Le prochain tournant : Sera-t-il celui de la montre connectée ?
Il y a 50 ans, la première montre-bracelet à quartz voyait le jour dans les laboratoires du CEH - ancêtre du CSEM (Centre Suisse d'Electronique et de Microtechnique). Le regard de Jens Krauss, directeur de l'activité systèmes au CSEM, sur les défis de l'horlogerie suisse face à la transition digitale.
Monsieur Krauss, vous faîtes une distinction entre " montres connectées " et " montres téléphoniques ". Pourquoi ?
L'Apple watch ou la Gear de Samsung sont un prolongement du smartphone, porté au poignet. En termes de miniaturisation, ce sont de véritables joyaux technologiques, mais par rapport aux smartphones, leur valeur ajoutée est limitée pour l'utilisateur ; l'interface utilisateur-machine est mal adaptée, l'autonomie insuffisante et le design perfectible. En contrepartie, les montres connectées demeurent en premier lieu des montres, en regard de leur look, de l'émotion véhiculée et de l'autonomie. On pourrait plutôt parler d'une " montre augmentée ". Comme la " phone watch ", cette dernière offre la connectivité, mais seulement pour des fonctionnalités bien spécifiques et invisibles. Quelques exemples : paiement à distance, suivi de l'état physique et/ou de la santé, contrôle d'accès et sécurité.
Avant d'acheter une montre, le consommateur étudie son cahier des charges. Quelles sont les qualités d'une montre quartz ?
Elles se résument en deux mots : précision et autonomie. Aujourd'hui, la précision d'une montre à quartz de qualité tend vers une augmentation de cinq secondes par an. La durée de vie minimale des piles est de deux ans, mais la moyenne est de cinq ans. Des efforts sont faits pour atteindre une autonomie de 10 ans. Les montres à quartz peuvent être complétées par des fonctions supplémentaires telles que des complications (calendrier perpétuel), la récupération d'énergie (par exemple par des cellules photovoltaïques) ou la télécommande par radio. Mais en fin de compte, comme pour les montres mécaniques, la principale caractéristique des montres à quartz est leur beauté, l'émotion que la technologie doit servir de manière invisible.
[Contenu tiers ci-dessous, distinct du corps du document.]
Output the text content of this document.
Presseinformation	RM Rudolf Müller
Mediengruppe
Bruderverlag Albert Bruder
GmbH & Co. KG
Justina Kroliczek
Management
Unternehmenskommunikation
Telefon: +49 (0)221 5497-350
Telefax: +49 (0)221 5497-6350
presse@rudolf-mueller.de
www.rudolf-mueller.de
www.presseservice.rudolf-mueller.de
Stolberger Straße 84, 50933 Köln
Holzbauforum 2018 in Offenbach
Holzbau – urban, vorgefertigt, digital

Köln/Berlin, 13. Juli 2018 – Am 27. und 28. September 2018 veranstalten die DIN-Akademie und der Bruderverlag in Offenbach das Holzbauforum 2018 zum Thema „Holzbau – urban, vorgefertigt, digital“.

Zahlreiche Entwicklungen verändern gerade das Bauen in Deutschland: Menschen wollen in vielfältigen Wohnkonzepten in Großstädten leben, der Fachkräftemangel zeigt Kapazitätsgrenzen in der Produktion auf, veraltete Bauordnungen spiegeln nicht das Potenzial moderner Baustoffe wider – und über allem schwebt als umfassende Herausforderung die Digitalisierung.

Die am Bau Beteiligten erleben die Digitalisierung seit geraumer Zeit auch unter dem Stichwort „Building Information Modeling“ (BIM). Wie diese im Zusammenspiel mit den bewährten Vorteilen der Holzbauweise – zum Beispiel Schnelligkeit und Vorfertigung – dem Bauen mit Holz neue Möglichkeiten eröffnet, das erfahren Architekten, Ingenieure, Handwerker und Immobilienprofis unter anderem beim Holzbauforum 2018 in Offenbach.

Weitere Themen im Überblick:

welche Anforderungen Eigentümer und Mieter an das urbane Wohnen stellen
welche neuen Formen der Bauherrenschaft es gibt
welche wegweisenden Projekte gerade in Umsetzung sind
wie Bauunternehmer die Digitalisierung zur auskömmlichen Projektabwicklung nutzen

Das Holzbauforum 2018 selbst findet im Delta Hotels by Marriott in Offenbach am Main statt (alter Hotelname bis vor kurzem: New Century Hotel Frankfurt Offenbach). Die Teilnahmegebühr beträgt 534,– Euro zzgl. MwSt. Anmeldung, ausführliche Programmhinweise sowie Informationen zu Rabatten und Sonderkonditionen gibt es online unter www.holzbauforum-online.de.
En attendant, les grandes entreprises de luxe misent sur des montres intelligentes. Quest-ce qui peut venir après la montre à quartz, sinon les smart technologies ?
La révolution numérique touche tous les domaines de l'activité industrielle - et sociale, tels que les soins de santé et l'énergie, et l'industrie horlogère n'y échappe pas. Avec les produits connectés, les modèles économiques changent et offrent en même temps de nouvelles opportunités grâce à la présence d'un véritable écosystème beaucoup plus étendu que le secteur horloger traditionnel. Marqué par une multitude d'intervenants d'horizons et de domaines très différents, cet écosystème offre de nouveaux marchés dans un large éventail de disciplines (santé, assurance, marketing, etc.). Comme je le dis depuis longtemps, les technologies intelligentes représentent une opportunité plutôt qu'une menace pour l'horlogerie suisse.
Quel est le rôle du CSEM dans les technologies intelligentes ?
Son rôle est central, car ses compétences de pointe en matière de microtechnologies sont au cœur de la révolution actuelle. Ils permettent d'offrir des solutions peu coûteuses, sans fil, portables et autonomes. Notre mission est de transférer ces connaissances, développées dans des plateformes technologiques, à l'industrie - à commencer par les PME suisses - afin de les aider à tirer profit des changements technologiques en cours.
Pouvez-vous nous dessiner la montre intelligente " Swiss made " du futur ?
L'industrie horlogère suisse doit bénéficier de sa capacité quasi-unique à concevoir des montres de grande qualité esthétique, au design original et élégant, combinant des matériaux nobles et des attributs visuels. La montre intelligente " Swiss made " va continuer de convaincre par ses capacités techniques en répondant à d'exigeants critères de haute qualité. Elle va intégrer les nouvelles opportunités offertes par la digitalisation (mesure et transmission de données) en restant une montre, plutôt qu'un ordinateur miniature porté au poignet ! Cette nouvelle activité sera exploitée dans le cadre de partenariats entre l'industrie horlogère suisse et des sociétés de gestion de données.